AUG
7, 2001 TUE
UE
Q: WHICH IS HEALTHIER, THE PERFECT APPPLE OR
ONE WITH A WORM? A: THE ONE WITH THE WORM
Death by pesticide in India
Evidence is mounting that toxic chemicals
are contaminating the country's food chain, causing illness and deaths among
animals and people
By Nirmal
Ghosh
INDIA CORRESPONDENT
NEW DELHI - Across India, incidents indicating pesticide
contamination of the food chain are mounting.
There have been cases of wild peacocks, grain-eating birds
that roam open fields and scrub, dying in batches of up to a dozen at a time.
When New Delhi-based teaching consultant Saikat Das bought
himself a small patch of land with some apple trees in the mountains north of
New Delhi, he noticed that his neighbours sprayed their orchards with
insecticide virtually every week.
Now, when Mr Das holds current affairs workshops with
school children, he asks them a trick question: Which is the healthier apple to
eat, the perfect one or the one with the worm?

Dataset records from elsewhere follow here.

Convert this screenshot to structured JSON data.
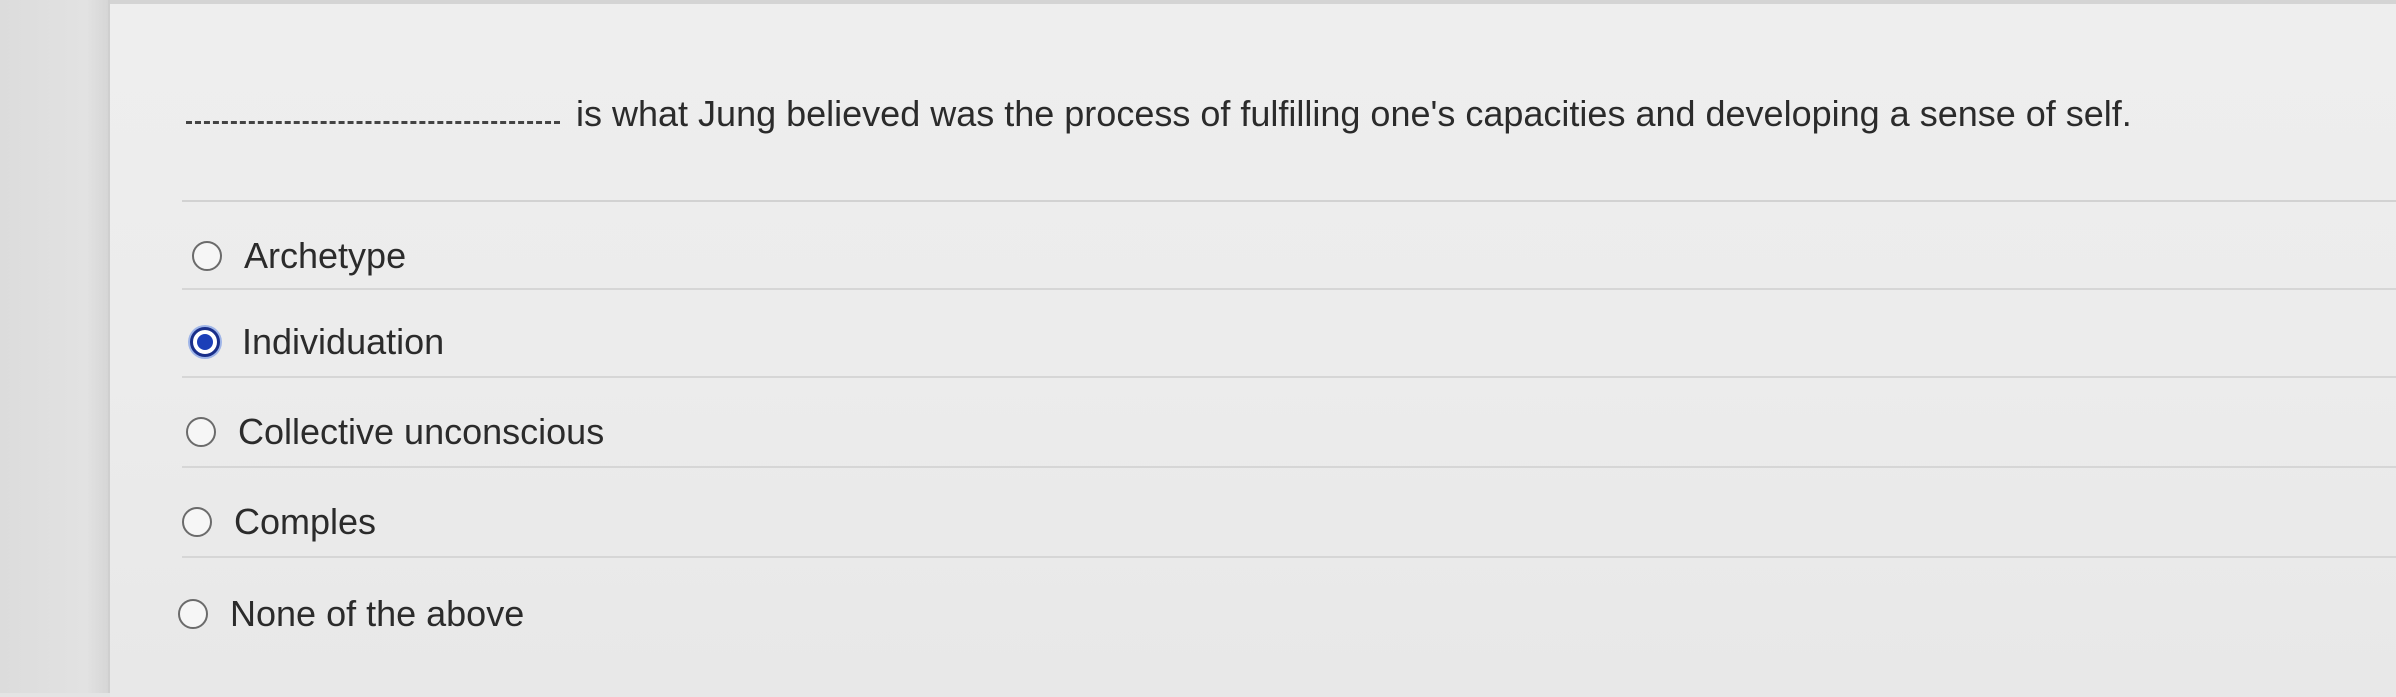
{
  "question": {
    "text": "is what Jung believed was the process of fulfilling one's capacities and developing a sense of self."
  },
  "options": [
    {
      "label": "Archetype",
      "selected": false
    },
    {
      "label": "Individuation",
      "selected": true
    },
    {
      "label": "Collective unconscious",
      "selected": false
    },
    {
      "label": "Comples",
      "selected": false
    },
    {
      "label": "None of the above",
      "selected": false
    }
  ],
  "colors": {
    "selected_radio": "#1c3fb8",
    "background": "#ececec"
  }
}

The answer: the one with the worm.
There has been at least one incident of 12 Sarus cranes,
the world's tallest flying birds which feed in fields and wetlands, dying
suddenly.
One study of wild eagles in the seemingly pristine Corbett
wilderness, 250 km north of New Delhi, showed that they had levels of DDT in
their systems up to nine times higher than the levels which cause reproductive
failure in American bald eagles.
India is one of the few countries that still uses DDT,
although it is limited to urban malaria control and is not used in agricultural
fields.
The birds must have picked up the pesticide by eating fish
from rivers contaminated by water runoff from surrounding urban areas.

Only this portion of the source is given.